Marketing to Digital Natives
Paul Berney, CMO of Mobile Marketing Association, argues that Digital Natives are not as young as we might think. He also considers a future where consumers will expect to do anything and everything from one device.Before his recent trials and tribulations, Rupert Murdoch was one of those business leaders whose public statements were often seized on as critical insights into media today and in the future. Some time ago he neatly divided the world into digital natives and digital immigrants and that classification is used by many in the mobile industry to explain not just the need to act, but also the way to differentiate consumers. Digital natives it is argued have never known a world without the internet, email and mobile phones; of instant connection and engagement and it colours everything they do.
A frequent mistake though is to consider digital natives to be teenagers. In my experience it is everyone under 40 years old and there is plenty of research to back that up rather than rely on my anecdotal evidence. Last year Orange published a study (Exposure 2) showing the average mobile media user to be 38 years old. Google, Comscore and others will share more in-depth research around this at our Forum In London in October by the way.
The critical point with digital natives is expectation. Having grown up in a world of instant gratification and instant communication and engagement, they have increased expectations that they will be able to interact with every brand or organisation instantly. Failure to give them this will be a source of frustration and ultimately a reason not to chose a brand. In this case mobile is both the cause and enabler of an irrevocable change in consumer behaviour; this expectation will only be ratcheted up further and further by every single interaction a consumer has via the mobile channel.

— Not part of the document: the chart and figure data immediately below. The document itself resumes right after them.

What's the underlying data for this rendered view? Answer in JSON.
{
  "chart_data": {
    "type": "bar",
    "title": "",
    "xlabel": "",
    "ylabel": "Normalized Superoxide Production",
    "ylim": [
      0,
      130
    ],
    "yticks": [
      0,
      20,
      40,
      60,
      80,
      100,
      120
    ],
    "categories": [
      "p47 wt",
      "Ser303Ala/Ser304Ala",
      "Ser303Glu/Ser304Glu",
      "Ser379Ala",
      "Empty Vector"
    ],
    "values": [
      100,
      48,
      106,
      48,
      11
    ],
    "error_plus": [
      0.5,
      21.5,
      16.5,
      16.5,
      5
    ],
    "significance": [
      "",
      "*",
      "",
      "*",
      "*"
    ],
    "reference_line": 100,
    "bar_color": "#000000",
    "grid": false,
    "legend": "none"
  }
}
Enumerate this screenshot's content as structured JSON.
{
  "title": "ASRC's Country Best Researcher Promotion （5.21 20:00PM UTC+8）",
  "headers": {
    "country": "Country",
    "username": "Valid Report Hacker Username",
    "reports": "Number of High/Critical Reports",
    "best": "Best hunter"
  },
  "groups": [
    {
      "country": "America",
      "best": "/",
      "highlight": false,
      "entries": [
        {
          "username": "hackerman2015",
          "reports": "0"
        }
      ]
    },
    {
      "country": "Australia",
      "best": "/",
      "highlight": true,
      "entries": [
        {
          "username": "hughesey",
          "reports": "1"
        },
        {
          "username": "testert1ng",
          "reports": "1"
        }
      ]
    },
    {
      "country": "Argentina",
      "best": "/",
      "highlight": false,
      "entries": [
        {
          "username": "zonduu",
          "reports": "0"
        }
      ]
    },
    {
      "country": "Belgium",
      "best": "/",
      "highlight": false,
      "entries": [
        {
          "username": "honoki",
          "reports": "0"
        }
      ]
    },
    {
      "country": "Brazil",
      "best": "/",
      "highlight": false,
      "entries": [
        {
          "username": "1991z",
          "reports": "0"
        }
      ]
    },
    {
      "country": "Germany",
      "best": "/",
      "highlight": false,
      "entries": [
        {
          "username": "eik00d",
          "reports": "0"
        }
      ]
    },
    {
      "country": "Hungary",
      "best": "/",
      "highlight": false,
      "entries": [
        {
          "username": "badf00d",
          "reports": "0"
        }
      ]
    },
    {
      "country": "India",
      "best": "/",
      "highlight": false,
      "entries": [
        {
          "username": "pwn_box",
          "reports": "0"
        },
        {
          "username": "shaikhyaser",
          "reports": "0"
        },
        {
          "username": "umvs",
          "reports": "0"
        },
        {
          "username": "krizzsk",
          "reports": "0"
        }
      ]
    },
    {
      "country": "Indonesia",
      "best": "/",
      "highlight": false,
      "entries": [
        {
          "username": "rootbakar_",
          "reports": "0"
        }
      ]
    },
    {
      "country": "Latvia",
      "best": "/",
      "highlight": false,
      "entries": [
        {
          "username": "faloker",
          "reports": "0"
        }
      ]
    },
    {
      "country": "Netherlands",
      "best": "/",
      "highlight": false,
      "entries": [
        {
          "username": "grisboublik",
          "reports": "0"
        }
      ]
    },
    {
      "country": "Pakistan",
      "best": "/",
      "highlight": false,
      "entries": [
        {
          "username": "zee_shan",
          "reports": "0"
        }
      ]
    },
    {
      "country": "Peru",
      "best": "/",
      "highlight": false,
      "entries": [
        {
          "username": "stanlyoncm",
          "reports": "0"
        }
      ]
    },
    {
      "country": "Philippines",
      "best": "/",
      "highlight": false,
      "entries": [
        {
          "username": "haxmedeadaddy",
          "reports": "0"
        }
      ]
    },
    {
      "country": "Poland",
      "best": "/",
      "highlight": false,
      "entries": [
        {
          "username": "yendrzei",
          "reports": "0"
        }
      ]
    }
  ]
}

I had a vision of the mobile consumers of the future when I saw a fantastic advert from Telstra in Australia in which a class of school children are asked to identify a mobile phone; one of them comes up with a long list of functions before mentioning the handset can be used a a telephone. It’s a funny advert but nonetheless shows a vision of the future where consumers expect to do anything and everything from one device. Figuring out what that means for your brand would be a good starting point for creating a strategy for mobile and its a much better starting point than thinking “we need an app”.